Multi‑solution and wrapper patterns

  • Use SOLUTIONS to describe multiple named approaches:
    • Example keys: default, heap, divide, greedy.
  • When you need multiple classes or signatures:
    • Introduce thin wrapper functions (e.g., solve_recursive, solve_iterative) and map them in SOLUTIONS.
  • This pattern keeps:
    • LeetCode‑style method names in classes.
    • Stable, simple entry points for the runner.

Testing, Quality, and the .dev Suite

The .dev directory is the quality gate for the project.

  • Unit tests lock in behavior of each runner module.
  • Edge‑case suites defend against regressions around tricky inputs.
  • Integration tests simulate real user workflows through the CLI.

As an architectural rule:

If a behavior matters to users, it must be captured in .dev/tests.

Any structural change to the runner or IO flow should be paired with corresponding updates in the .dev test suite.


Internationalization (EN / Traditional Chinese)

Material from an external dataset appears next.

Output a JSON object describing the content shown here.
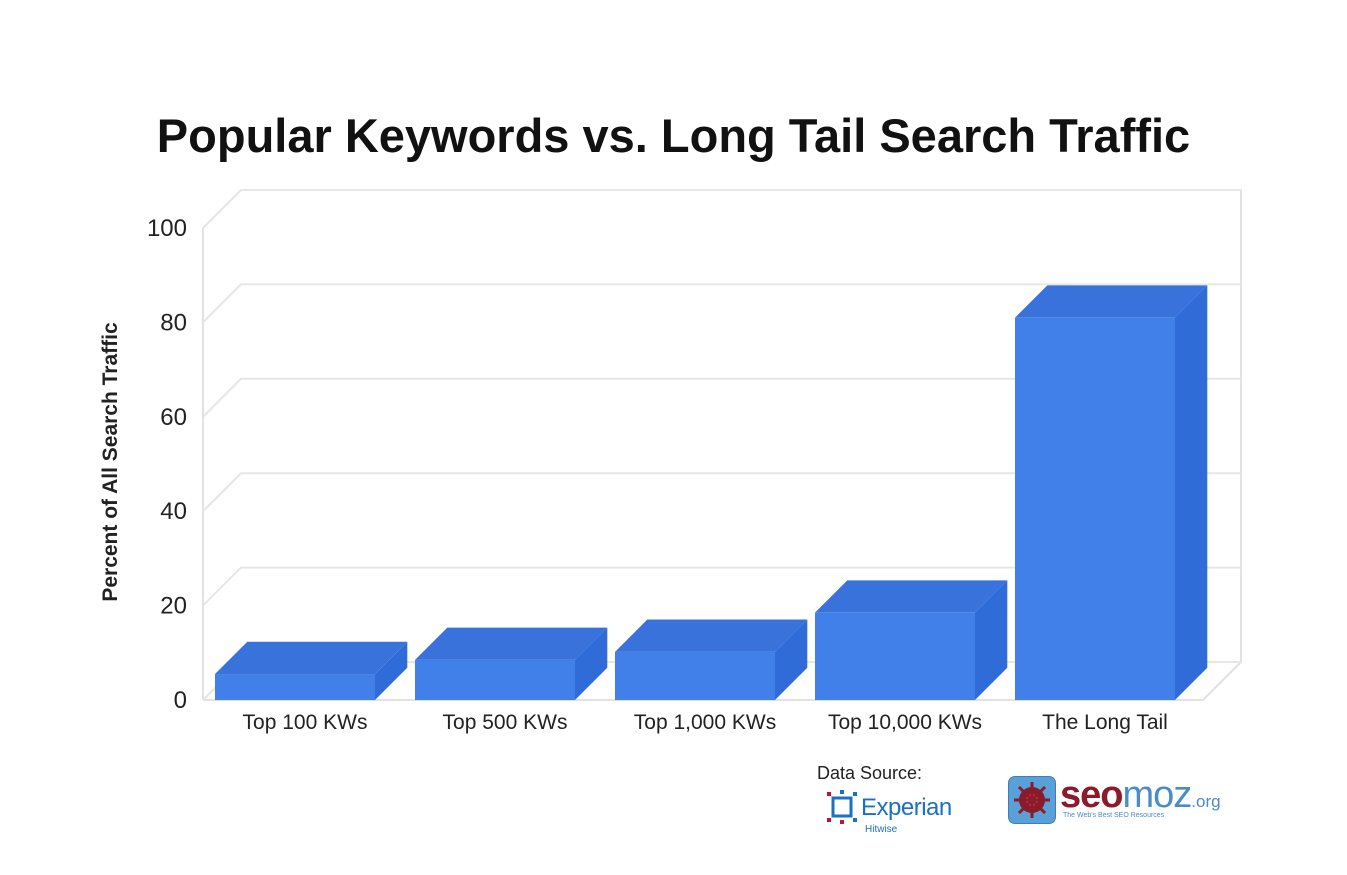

NeetCode is documented in both:

  • English (README.md) – primary reference for global audience and search engines.
  • Traditional Chinese (README_zh-TW.md) – faithful translation with locally adapted explanations.

For SEO / GEO:

  • English remains the canonical source of truth.
  • The Traditional Chinese version ensures the project is discoverable and approachable for Chinese‑speaking developers without diverging architecturally.

FAQ – Architecture and Usage

What problem does this framework solve beyond “just solving LeetCode”?

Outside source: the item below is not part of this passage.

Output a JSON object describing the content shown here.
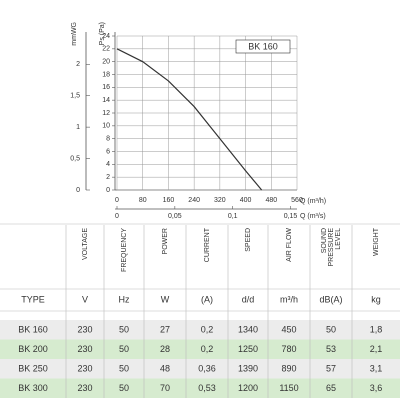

NeetCode turns ad‑hoc scripts into a repeatable, measurable experiment platform.
It standardizes how you run, validate, compare, and stress‑test algorithmic solutions.

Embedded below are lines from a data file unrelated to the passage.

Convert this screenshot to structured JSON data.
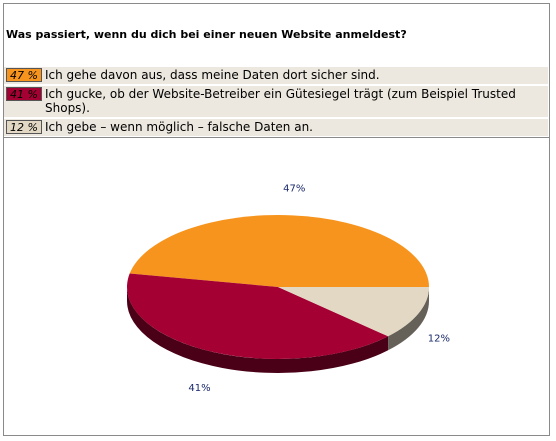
{
  "question": "Was passiert, wenn du dich bei einer neuen Website anmeldest?",
  "colors": {
    "orange": "#f7941d",
    "maroon": "#a50034",
    "beige": "#e2d8c3"
  },
  "chart_data": {
    "type": "pie",
    "title": "",
    "slices": [
      {
        "label": "Ich gehe davon aus, dass meine Daten dort sicher sind.",
        "value": 47,
        "pct_label": "47 %",
        "chart_label": "47%",
        "color": "#f7941d"
      },
      {
        "label": "Ich gucke, ob der Website-Betreiber ein Gütesiegel trägt (zum Beispiel Trusted Shops).",
        "value": 41,
        "pct_label": "41 %",
        "chart_label": "41%",
        "color": "#a50034"
      },
      {
        "label": "Ich gebe – wenn möglich – falsche Daten an.",
        "value": 12,
        "pct_label": "12 %",
        "chart_label": "12%",
        "color": "#e2d8c3"
      }
    ]
  }
}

Why not just use raw Python scripts?

Unstructured scripts make it hard to:

  • Compare multiple implementations fairly.
  • Re‑run the exact same random tests.
  • Share a consistent setup across a team or a class.

NeetCode encodes these concerns into a clear, documented architecture.

How stable are the public APIs?

The following contracts are treated as stable surface area:

  • solve() entry point.
  • SOLUTIONS structure.
  • JUDGE_FUNC and COMPARE_MODE.
  • Generator APIs (generate, optionally generate_for_complexity).

Internal modules may evolve, but they are guarded by .dev/tests to preserve observable behavior.


Roadmap and Contribution Guidelines

  • Short‑term
    • Refine diagnostics for failed cases and benchmark summaries.
    • Document more solution and generator patterns in the wiki.
  • Mid‑term
    • Add pluggable reporters (JSON, HTML, CI‑friendly formats).
    • Expand complexity estimation and performance profiling features.
  • Long‑term
    • Position NeetCode as a reusable algorithm lab runtime for courses, teams, and tooling ecosystems.

If you plan to contribute:

  • Start by reading README.md and .dev/README.md.
  • Follow the existing patterns for solutions, generators, and tests.
  • Maintain or extend the .dev/tests suite when you change behavior.